In this step, note that you may see what is known as a SettingWithCopy Warning. This won’t prevent your code from running properly but it’s just letting you know that whatever operation you’re doing is trying to be set on a copy of a slice from a dataframe. We’ll include instructions below to get around this.

And in the instructions

Use the DataFrame.copy() method on the result to avoid the SettingWithCopy Warning.

That particular Warning, SettingWithCopy , is expected. You will have to add the copy() method to avoid it as the above instruction points out.

2 Likes

Thank you @the_doctor but what I don’t really understand what it means using df.copy() on the result.

I am stuck with the same error. When I read the documentation, I don’t know if I want to make a deep copy or not (set parameters to True or False), I don’t understand the difference.

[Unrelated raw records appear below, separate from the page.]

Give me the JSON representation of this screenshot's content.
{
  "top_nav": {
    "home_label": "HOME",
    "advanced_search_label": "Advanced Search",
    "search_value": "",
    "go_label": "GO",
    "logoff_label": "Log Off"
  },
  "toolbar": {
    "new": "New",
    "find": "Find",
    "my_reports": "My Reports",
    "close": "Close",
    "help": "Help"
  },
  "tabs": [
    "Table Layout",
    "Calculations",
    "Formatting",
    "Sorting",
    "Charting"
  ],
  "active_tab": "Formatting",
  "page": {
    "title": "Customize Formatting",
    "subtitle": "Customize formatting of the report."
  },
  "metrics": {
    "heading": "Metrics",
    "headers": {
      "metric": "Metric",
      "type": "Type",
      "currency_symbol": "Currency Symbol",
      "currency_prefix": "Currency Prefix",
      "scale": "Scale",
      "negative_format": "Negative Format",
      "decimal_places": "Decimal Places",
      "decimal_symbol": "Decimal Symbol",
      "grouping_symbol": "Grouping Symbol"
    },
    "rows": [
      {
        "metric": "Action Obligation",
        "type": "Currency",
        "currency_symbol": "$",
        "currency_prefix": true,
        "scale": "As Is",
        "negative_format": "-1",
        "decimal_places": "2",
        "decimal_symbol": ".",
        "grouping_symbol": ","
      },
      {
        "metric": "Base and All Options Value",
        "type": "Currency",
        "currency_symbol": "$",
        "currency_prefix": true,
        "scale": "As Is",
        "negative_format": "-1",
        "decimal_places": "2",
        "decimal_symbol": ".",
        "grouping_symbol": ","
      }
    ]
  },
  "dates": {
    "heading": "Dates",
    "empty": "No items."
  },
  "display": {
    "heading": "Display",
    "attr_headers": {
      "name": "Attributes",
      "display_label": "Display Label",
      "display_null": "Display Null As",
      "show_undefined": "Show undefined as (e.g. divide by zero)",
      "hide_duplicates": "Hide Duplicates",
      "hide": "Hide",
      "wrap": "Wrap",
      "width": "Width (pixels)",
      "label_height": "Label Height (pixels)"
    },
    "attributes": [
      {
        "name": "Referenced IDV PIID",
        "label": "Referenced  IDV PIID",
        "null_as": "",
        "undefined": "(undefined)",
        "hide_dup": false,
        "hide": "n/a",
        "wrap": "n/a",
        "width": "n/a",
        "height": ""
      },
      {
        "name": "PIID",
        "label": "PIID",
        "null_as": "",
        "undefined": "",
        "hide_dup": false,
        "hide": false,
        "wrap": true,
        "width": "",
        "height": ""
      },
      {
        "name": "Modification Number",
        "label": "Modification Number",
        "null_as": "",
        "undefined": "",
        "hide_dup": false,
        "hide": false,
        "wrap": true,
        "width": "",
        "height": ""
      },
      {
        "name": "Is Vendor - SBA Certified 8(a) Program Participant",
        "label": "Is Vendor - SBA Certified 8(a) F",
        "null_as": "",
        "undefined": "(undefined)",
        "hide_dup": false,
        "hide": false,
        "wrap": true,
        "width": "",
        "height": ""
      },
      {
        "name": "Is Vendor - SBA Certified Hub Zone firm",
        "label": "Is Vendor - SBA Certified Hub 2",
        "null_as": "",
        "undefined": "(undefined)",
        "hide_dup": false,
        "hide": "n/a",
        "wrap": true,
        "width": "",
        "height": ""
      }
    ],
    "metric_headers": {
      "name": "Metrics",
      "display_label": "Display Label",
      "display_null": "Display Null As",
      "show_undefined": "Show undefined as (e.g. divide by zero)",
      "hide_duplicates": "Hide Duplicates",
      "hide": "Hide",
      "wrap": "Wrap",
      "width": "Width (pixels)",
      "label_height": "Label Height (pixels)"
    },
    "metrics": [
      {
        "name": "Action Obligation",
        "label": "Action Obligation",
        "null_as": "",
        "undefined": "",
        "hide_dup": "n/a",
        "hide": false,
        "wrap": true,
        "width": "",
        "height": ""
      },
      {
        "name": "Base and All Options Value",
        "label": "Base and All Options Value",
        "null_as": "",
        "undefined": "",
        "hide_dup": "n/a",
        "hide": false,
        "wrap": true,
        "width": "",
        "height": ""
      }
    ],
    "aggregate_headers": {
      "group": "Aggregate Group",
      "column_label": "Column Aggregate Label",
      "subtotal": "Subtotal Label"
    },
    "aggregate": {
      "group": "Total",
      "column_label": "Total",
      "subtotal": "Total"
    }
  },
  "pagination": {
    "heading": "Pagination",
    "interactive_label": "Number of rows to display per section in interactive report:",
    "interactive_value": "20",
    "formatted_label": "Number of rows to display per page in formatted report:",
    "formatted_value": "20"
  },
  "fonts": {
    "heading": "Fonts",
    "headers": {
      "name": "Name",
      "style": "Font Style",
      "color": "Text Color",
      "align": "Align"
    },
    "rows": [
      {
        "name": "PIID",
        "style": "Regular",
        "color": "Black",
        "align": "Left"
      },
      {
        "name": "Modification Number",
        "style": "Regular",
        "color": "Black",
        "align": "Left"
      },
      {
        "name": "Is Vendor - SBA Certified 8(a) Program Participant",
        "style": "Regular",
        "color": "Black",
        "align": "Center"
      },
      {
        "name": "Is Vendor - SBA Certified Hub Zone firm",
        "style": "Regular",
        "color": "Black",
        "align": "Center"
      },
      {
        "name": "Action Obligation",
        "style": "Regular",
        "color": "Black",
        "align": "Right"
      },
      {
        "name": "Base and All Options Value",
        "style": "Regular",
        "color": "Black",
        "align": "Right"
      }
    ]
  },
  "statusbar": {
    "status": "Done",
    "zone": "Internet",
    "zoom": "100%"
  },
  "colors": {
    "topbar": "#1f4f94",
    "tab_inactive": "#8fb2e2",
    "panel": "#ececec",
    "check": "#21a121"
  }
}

Also, for the rest of the mission, then do I want to use the same name for the dataframe or else use a new name for the remaining part

Hi @jane.buchan,

I have created a new topic to explain this:

Let us know if you have any questions on it.

Best,
Sahil

1 Like

I had trouble understanding this issue as well. I didn’t really understand the documentation so I found this video by Data School to be extremely helpful. Hope this helps!

1 Like

I don’t see any SettingWithCopy Warning when I execute the same code. Why is that?

Please create a separate post for your question since it’s not relevant to this particular post.

I used the below code and it worked fine, by setting expand= True to change it to df then making a copy()

dete_resignations[‘cease_date’] = dete_resignations[‘cease_date’].str.extract(r"([1-2][0-9]{3})", expand=True).astype(float).copy()

And restart the kernel, run all to capture these changes in the last line of code

I am stuck as well. My code is the same, but I get a different error message:

dete_resignations['cease_date'] = dete_resignations['cease_date'].str.split('/').str[-1]
dete_resignations['cease_date'] = dete_resignations['cease_date'].astype('float')
AttributeError: Can only use .str accessor with string values, which use np.object_ dtype in pandas

I have already tried a few things, including different codes (as the one suggested above), and it is still not running. I really appreciate any feedback.

thank you!